Behavior

On Telling Our Daughters to ‘Be Careful’

Monday February 22, 2016

As someone who’s read aaaalll the parenting books, I thought I had this one area down: not treating my daughter differently because she’s a girl and not a boy. She has as many dolls as she has trucks. We play trains and dance ballet. Very early on, I realized I was about to tell her not to get her dress dirty one day and stopped myself short. I had to teach myself to stay mum on things like dirt and mud.

Ever since having a kid, I’ve been fascinated with the way gender norms and constructs are invisibly taught. It seems very common among our friends to attempt to raise infants in a gender-free environment, but many (most? all?) parents eventually say despite their efforts, “she’s still all girl!” I wonder how much of this is actually an innate gender divide, or whether we as parents urge and move kids towards modern ideas of gender conformity without realizing it. As though the gender constructs are so deeply ingrained that we don’t even notice ourselves reinforcing them, at the same time that we’re actively trying to avoid doing just that.
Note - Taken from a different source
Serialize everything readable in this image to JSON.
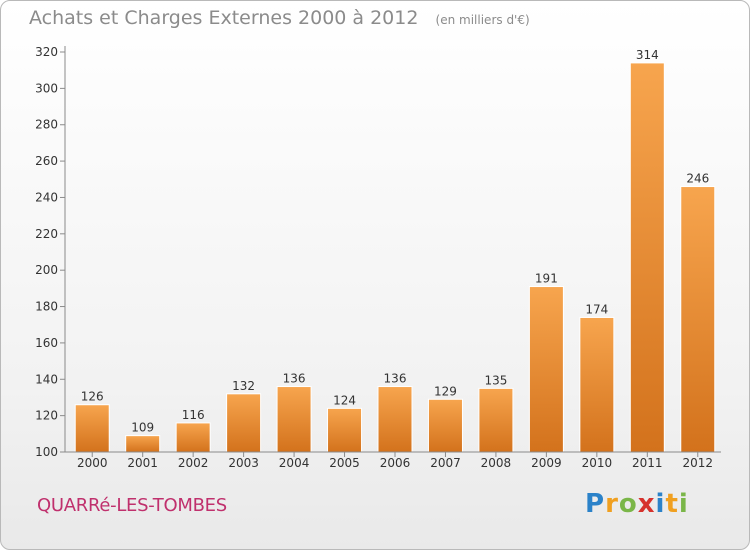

Then this weekend’s New York Times Sunday Edition had an essay on telling our daughters to “be careful.”  It was written by Caroline Paul, an ex-college athlete turned San Francisco firefighter. In her essay, she discusses a study published in The Journal of Pediatric Psychiatry that found “parents are four times more likely to tell girls than boys to be more careful after mishaps that aren’t life-threatening but do entail a trip to the emergency room.”

Totally busted.

I must tell Bean to be more careful fifty times a day, obviously before she even has a chance to get hurt. We’ve never been to the ER. But, yeah, I can already hear my terrified mom-speech about having to be more careful. (Like, there are parents who WOULDN’T say this to their kid in the ER? Who are these otherworldly, incredibly chill go-with-the-flow parents?)

Ms. Paul cites another study that watched parents interact with their toddlers at a playground fire pole. Verbally, sons received more instructions and directives on how to go down the fire pole than daughters. Physically, sons were more pressured to complete the task without assistance; girls were more likely to get physically helped spontaneously by a parent. The researchers didn’t find any differences whether the guiding parent was male or female.
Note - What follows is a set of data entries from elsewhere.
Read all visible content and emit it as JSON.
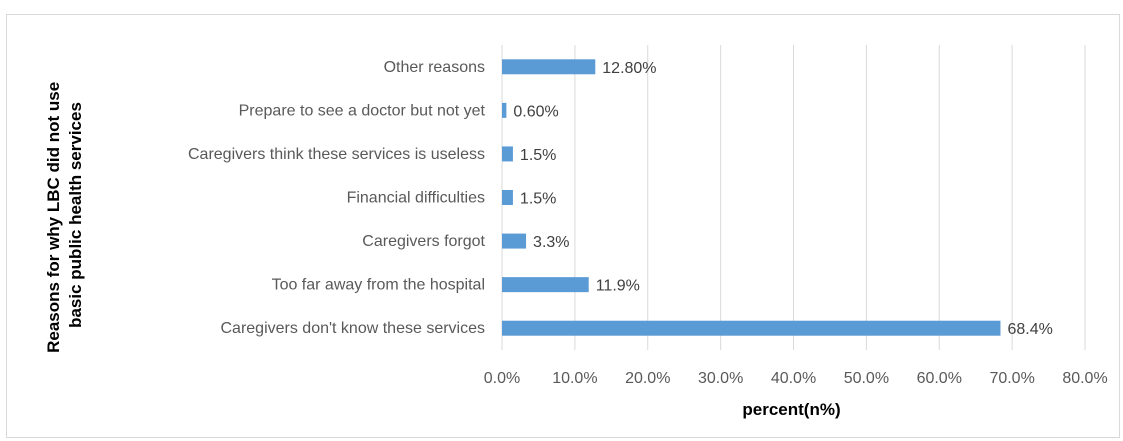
{
  "chart_data": {
    "type": "bar",
    "orientation": "horizontal",
    "title": "",
    "xlabel": "percent(n%)",
    "ylabel": [
      "Reasons for why LBC did not use",
      "basic public health services"
    ],
    "xlim": [
      0,
      80
    ],
    "x_ticks": [
      0,
      10,
      20,
      30,
      40,
      50,
      60,
      70,
      80
    ],
    "x_tick_labels": [
      "0.0%",
      "10.0%",
      "20.0%",
      "30.0%",
      "40.0%",
      "50.0%",
      "60.0%",
      "70.0%",
      "80.0%"
    ],
    "grid": "vertical major gridlines",
    "categories": [
      "Other reasons",
      "Prepare to see a doctor but not yet",
      "Caregivers think these services is useless",
      "Financial difficulties",
      "Caregivers forgot",
      "Too far away from the hospital",
      "Caregivers don't know these services"
    ],
    "values": [
      12.8,
      0.6,
      1.5,
      1.5,
      3.3,
      11.9,
      68.4
    ],
    "data_labels": [
      "12.80%",
      "0.60%",
      "1.5%",
      "1.5%",
      "3.3%",
      "11.9%",
      "68.4%"
    ],
    "bar_color": "#5b9bd5"
  }
}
I think (thought?) I had systematically applied all my parenting-book-learnin’ to the playground and knew to let her explore without hovering. But, when she asks for help or if she gets stuck or scared? I do try to teach her how to do something by telling her where to put feet/hands, but I’m just as sure that if she’s genuinely scared, I’ll physically help her out rather than urge her to keep going.

And, outside of the safe perimeter of a playground, my (genderist?) instincts must take over and I’m constantly warning her. She walks in a bubble of oblivion, it only makes sense to warn her there’s a tree or parking meter coming up on her port side.
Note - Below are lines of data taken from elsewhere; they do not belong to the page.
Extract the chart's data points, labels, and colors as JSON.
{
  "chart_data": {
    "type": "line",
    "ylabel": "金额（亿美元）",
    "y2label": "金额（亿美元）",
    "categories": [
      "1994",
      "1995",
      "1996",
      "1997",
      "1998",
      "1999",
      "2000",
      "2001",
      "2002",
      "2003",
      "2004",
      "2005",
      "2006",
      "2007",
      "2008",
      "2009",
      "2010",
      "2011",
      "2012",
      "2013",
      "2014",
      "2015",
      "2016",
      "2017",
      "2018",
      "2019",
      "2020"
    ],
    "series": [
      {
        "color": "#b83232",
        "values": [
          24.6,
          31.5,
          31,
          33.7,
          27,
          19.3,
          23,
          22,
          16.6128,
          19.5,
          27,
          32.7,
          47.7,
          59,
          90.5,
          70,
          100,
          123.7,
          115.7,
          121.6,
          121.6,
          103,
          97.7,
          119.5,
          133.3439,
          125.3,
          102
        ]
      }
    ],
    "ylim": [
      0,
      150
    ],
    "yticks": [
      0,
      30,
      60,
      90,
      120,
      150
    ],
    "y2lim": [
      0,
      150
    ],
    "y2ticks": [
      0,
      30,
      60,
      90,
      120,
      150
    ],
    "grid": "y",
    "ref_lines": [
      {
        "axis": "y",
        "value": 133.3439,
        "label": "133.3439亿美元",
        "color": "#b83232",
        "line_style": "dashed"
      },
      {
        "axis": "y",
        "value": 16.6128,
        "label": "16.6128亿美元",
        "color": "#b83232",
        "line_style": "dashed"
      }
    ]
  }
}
Without a son, it’s tough to say whether I’d treat them the same. I’d like to tell myself I’d be the same overly-anxious mom with a son, but the research points emphatically in the opposite direction.

Does any of this resonate with you and either how you were brought up or how you’re trying to raise your own kids? Do you also find yourself telling your daughter to “be careful” waaaay too frequently?